L’establishment sta giocando la carta squadrista: sbandati prezzolati, poliziotti senza divisa, militanti del partito del Raiss sono da questa mattina all’attacco del movimento. Hanno puntato su piazza elTahrir armati di pistole (se è vero quanto affermato da aljazeera per cui già si stanno contando i morti da colpi di arma da fuoco), di bastoni, di fruste; arrivati a piedi, a cavallo e in cammello vogliono prendersi la massima visibilità occupando la piazza su cui si concentra da giorni l’attenzione dell’opinione pubblica globale, e di tanti proletari che aspettano di urlare di gioia per una piazza da dedicare concretamente alla liberazione.

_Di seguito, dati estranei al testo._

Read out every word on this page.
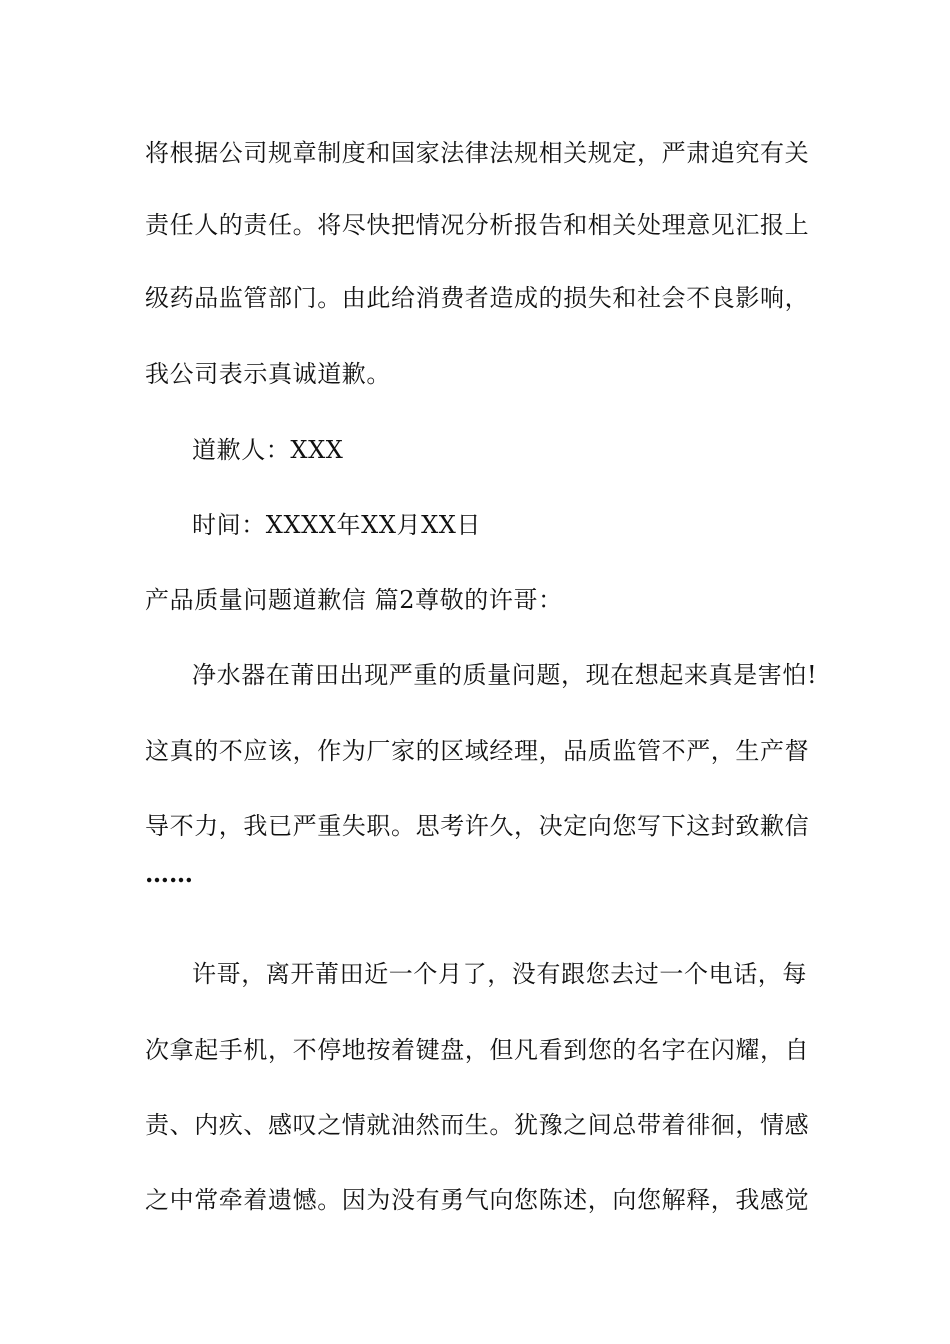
将根据公司规章制度和国家法律法规相关规定，严肃追究有关
责任人的责任。将尽快把情况分析报告和相关处理意见汇报上
级药品监管部门。由此给消费者造成的损失和社会不良影响，
我公司表示真诚道歉。
道歉人：XXX
时间：XXXX年XX月XX日
产品质量问题道歉信 篇2尊敬的许哥：
净水器在莆田出现严重的质量问题，现在想起来真是害怕!
这真的不应该，作为厂家的区域经理，品质监管不严，生产督
导不力，我已严重失职。思考许久，决定向您写下这封致歉信
……
许哥，离开莆田近一个月了，没有跟您去过一个电话，每
次拿起手机，不停地按着键盘，但凡看到您的名字在闪耀，自
责、内疚、感叹之情就油然而生。犹豫之间总带着徘徊，情感
之中常牵着遗憾。因为没有勇气向您陈述，向您解释，我感觉
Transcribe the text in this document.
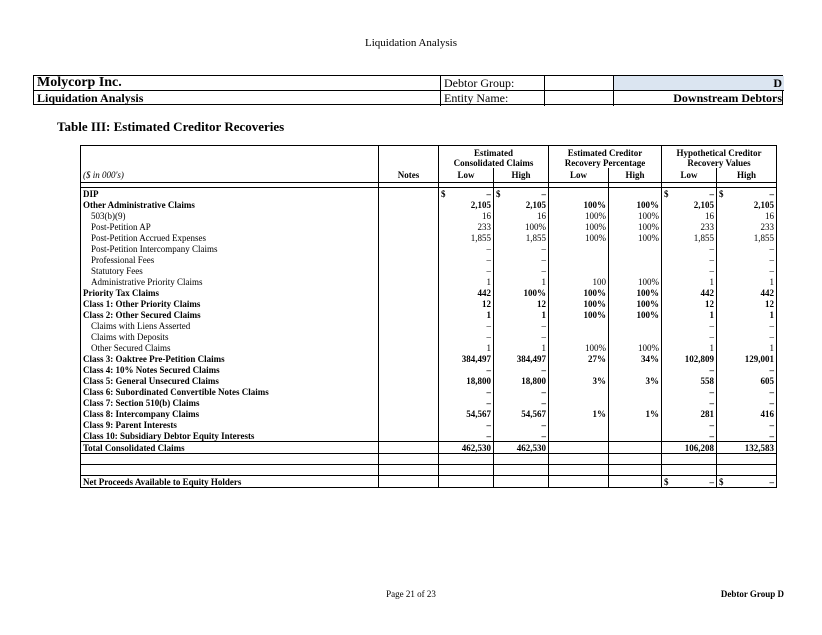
Liquidation Analysis
Molycorp Inc.	Debtor Group:	D
Liquidation Analysis	Entity Name:	Downstream Debtors
Table III: Estimated Creditor Recoveries
		Estimated Consolidated Claims		Estimated Creditor Recovery Percentage		Hypothetical Creditor Recovery Values	
($ in 000's)	Notes	Low	High	Low	High	Low	High

DIP		$ –	$ –			$ –	$ –

Other Administrative Claims		2,105	2,105	100%	100%	2,105	2,105
503(b)(9)		16	16	100%	100%	16	16
Post-Petition AP		233	100%	100%	100%	233	233
Post-Petition Accrued Expenses		1,855	1,855	100%	100%	1,855	1,855
Post-Petition Intercompany Claims		–	–			–	–
Professional Fees		–	–			–	–
Statutory Fees		–	–			–	–
Administrative Priority Claims		1	1	100	100%	1	1
Priority Tax Claims		442	100%	100%	100%	442	442
Class 1: Other Priority Claims		12	12	100%	100%	12	12
Class 2: Other Secured Claims		1	1	100%	100%	1	1
Claims with Liens Asserted		–	–			–	–
Claims with Deposits		–	–			–	–
Other Secured Claims		1	1	100%	100%	1	1
Class 3: Oaktree Pre-Petition Claims		384,497	384,497	27%	34%	102,809	129,001
Class 4: 10% Notes Secured Claims		–	–			–	–
Class 5: General Unsecured Claims		18,800	18,800	3%	3%	558	605
Class 6: Subordinated Convertible Notes Claims		–	–			–	–
Class 7: Section 510(b) Claims		–	–			–	–
Class 8: Intercompany Claims		54,567	54,567	1%	1%	281	416
Class 9: Parent Interests		–	–			–	–
Class 10: Subsidiary Debtor Equity Interests		–	–			–	–
Total Consolidated Claims		462,530	462,530			106,208	132,583

Net Proceeds Available to Equity Holders						$ –	$ –
Page 21 of 23	Debtor Group D
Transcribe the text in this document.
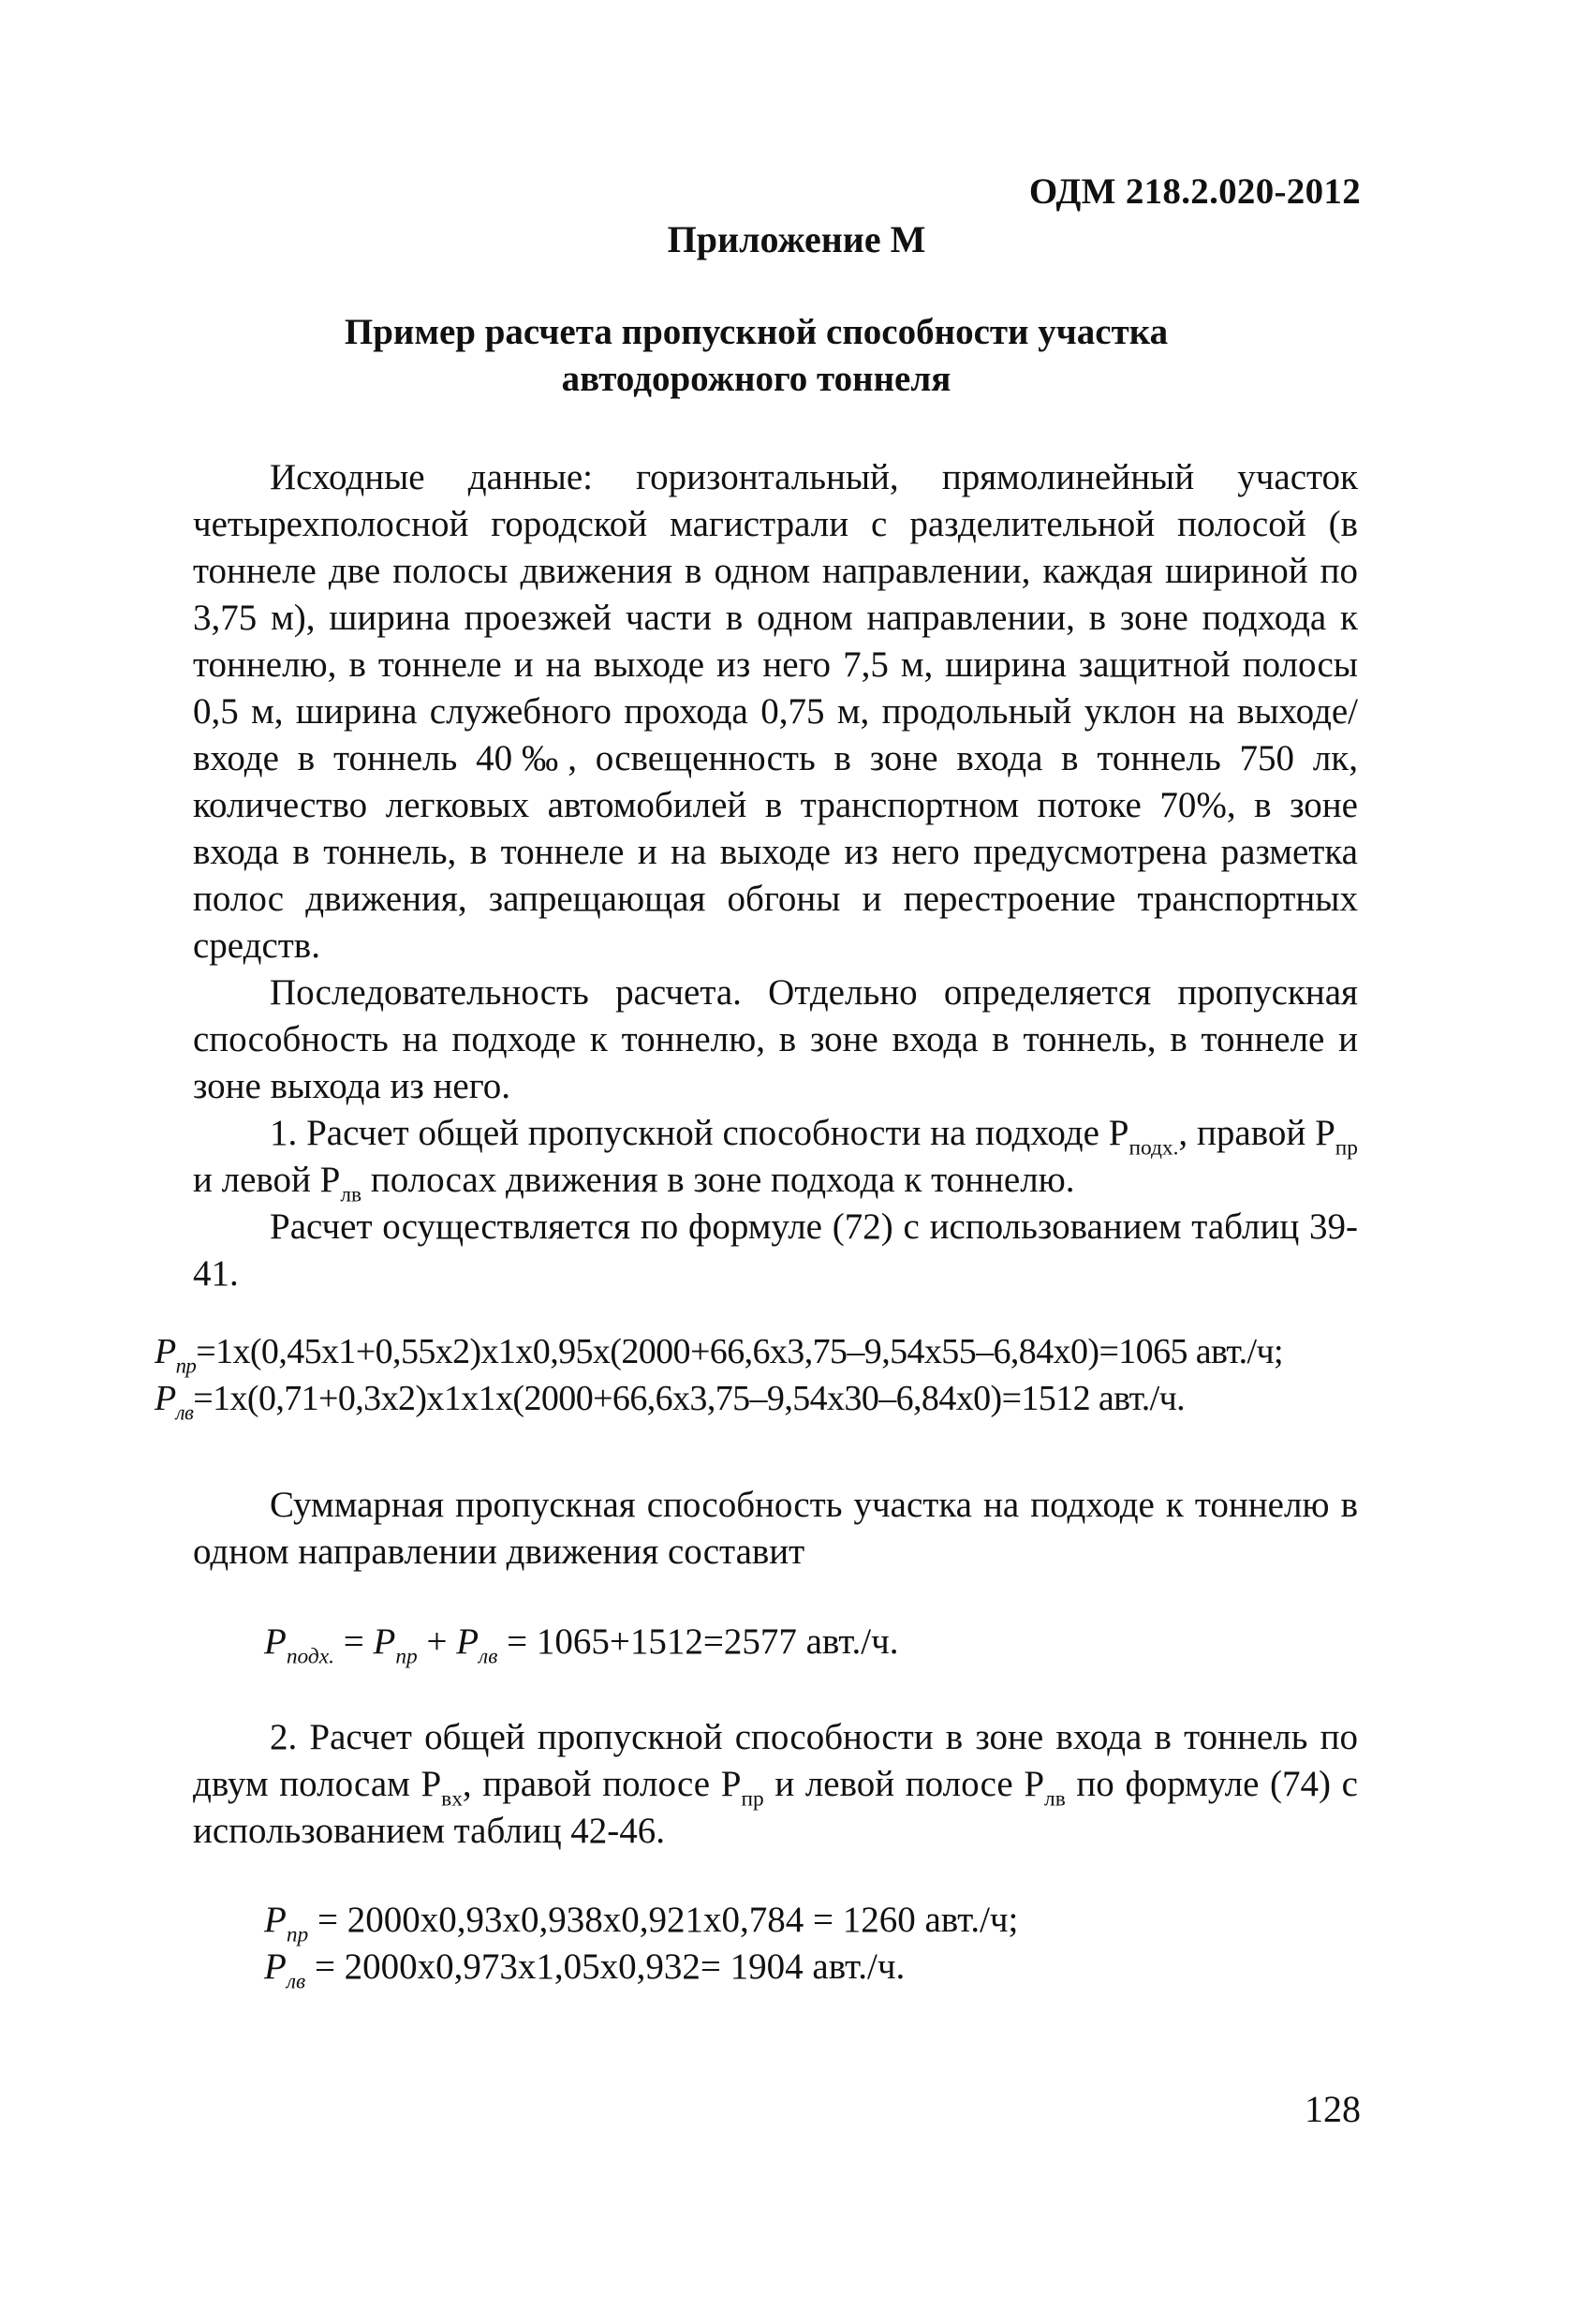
ОДМ 218.2.020-2012
Приложение М
Пример расчета пропускной способности участка
автодорожного тоннеля

Исходные данные: горизонтальный, прямолинейный участок четырехполосной городской магистрали с разделительной полосой (в тоннеле две полосы движения в одном направлении, каждая шириной по 3,75 м), ширина проезжей части в одном направлении, в зоне подхода к тоннелю, в тоннеле и на выходе из него 7,5 м, ширина защитной полосы 0,5 м, ширина служебного прохода 0,75 м, продольный уклон на выходе/ входе в тоннель 40‰, освещенность в зоне входа в тоннель 750 лк, количество легковых автомобилей в транспортном потоке 70%, в зоне входа в тоннель, в тоннеле и на выходе из него предусмотрена разметка полос движения, запрещающая обгоны и перестроение транспортных средств.

Последовательность расчета. Отдельно определяется пропускная способность на подходе к тоннелю, в зоне входа в тоннель, в тоннеле и зоне выхода из него.

1. Расчет общей пропускной способности на подходе $Р_{подх.}$, правой $Р_{пр}$ и левой $Р_{лв}$ полосах движения в зоне подхода к тоннелю.

Расчет осуществляется по формуле (72) с использованием таблиц 39-41.

$P_{пр}=1x(0,45x1+0,55x2)x1x0,95x(2000+66,6x3,75-9,54x55-6,84x0)=1065$ авт./ч;
$P_{лв}=1x(0,71+0,3x2)x1x1x(2000+66,6x3,75-9,54x30-6,84x0)=1512$ авт./ч.

Суммарная пропускная способность участка на подходе к тоннелю в одном направлении движения составит

$P_{подх.} = P_{пр} + P_{лв} = 1065+1512=2577$ авт./ч.

2. Расчет общей пропускной способности в зоне входа в тоннель по двум полосам $Р_{вх}$, правой полосе $Р_{пр}$ и левой полосе $Р_{лв}$ по формуле (74) с использованием таблиц 42-46.

$P_{пр} = 2000x0,93x0,938x0,921x0,784 = 1260$ авт./ч;
$P_{лв} = 2000x0,973x1,05x0,932= 1904$ авт./ч.
128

Il movimento al Cairo sta attraversando uno dei momenti più critici dalla sua nascita, deve fronteggiare da una parte l’attacco militare degli squadristi di Moubarak e riprendersi piazza elTahrir e poi rompere lo schema caos-stabilità che potrebbe rinsaldare in ultima battuta il Raiss sul trono.
Non a caso il dipartimento di stato americano in questi minuti ha diffuso una nota in cui si dice “preoccupato per gli attacchi” alludendo forse alla necessità di riportare la calma al Cairo appoggiando un ripiego repressivo da parte del regime che potrebbe rimettere le divise ai poliziotti con il via libera di soffocare le mobilitazioni. Ne uscirebbe un Obama candido e un Moubarak, seppur in crisi, in risalita contro le opposizioni. D’altronde ieri ha annunciato di non volersi ricandidare alle elezioni ma ha anche affermato con tono incisivo “morirò in Egitto”, come a dire venite a cacciarmi se ce la fate.
E’ in atto quindi la mossa per consolidare e legittimare la “transizione ordinata” voluta dalla Clinton, utile oltre che all’establishment del regime, anche ad un occidente ancora sotto shock e ad Israele che ha già le sue truppe schierate?
Intanto l’esercito dopo aver dichiarato ad aljazeera per voce di un generale “che l’Egitto è sempre stato democratico, guardate permettiamo a tutti di manifestare!”, ha iniziato a sparare in aria, e nella moschea divenuta un pronto soccorso del movimento si contano già centinaia di feriti.
Per i morti ancora non si hanno notizie certe, ma quella di oggi sembra una giornata per cui neanche centinaia di inchieste riusciranno ad appurare quanti manifestanti sono stati uccisi, visto che da queste ore su piazza elTharir potrebbe rovesciarsi tutta la forza di un regime dittatoriale retto ormai solo da pallottole e censura… contro un movimento che ha già sorpreso tutto il mondo e potrebbe farlo ancora. Ce lo auguriamo.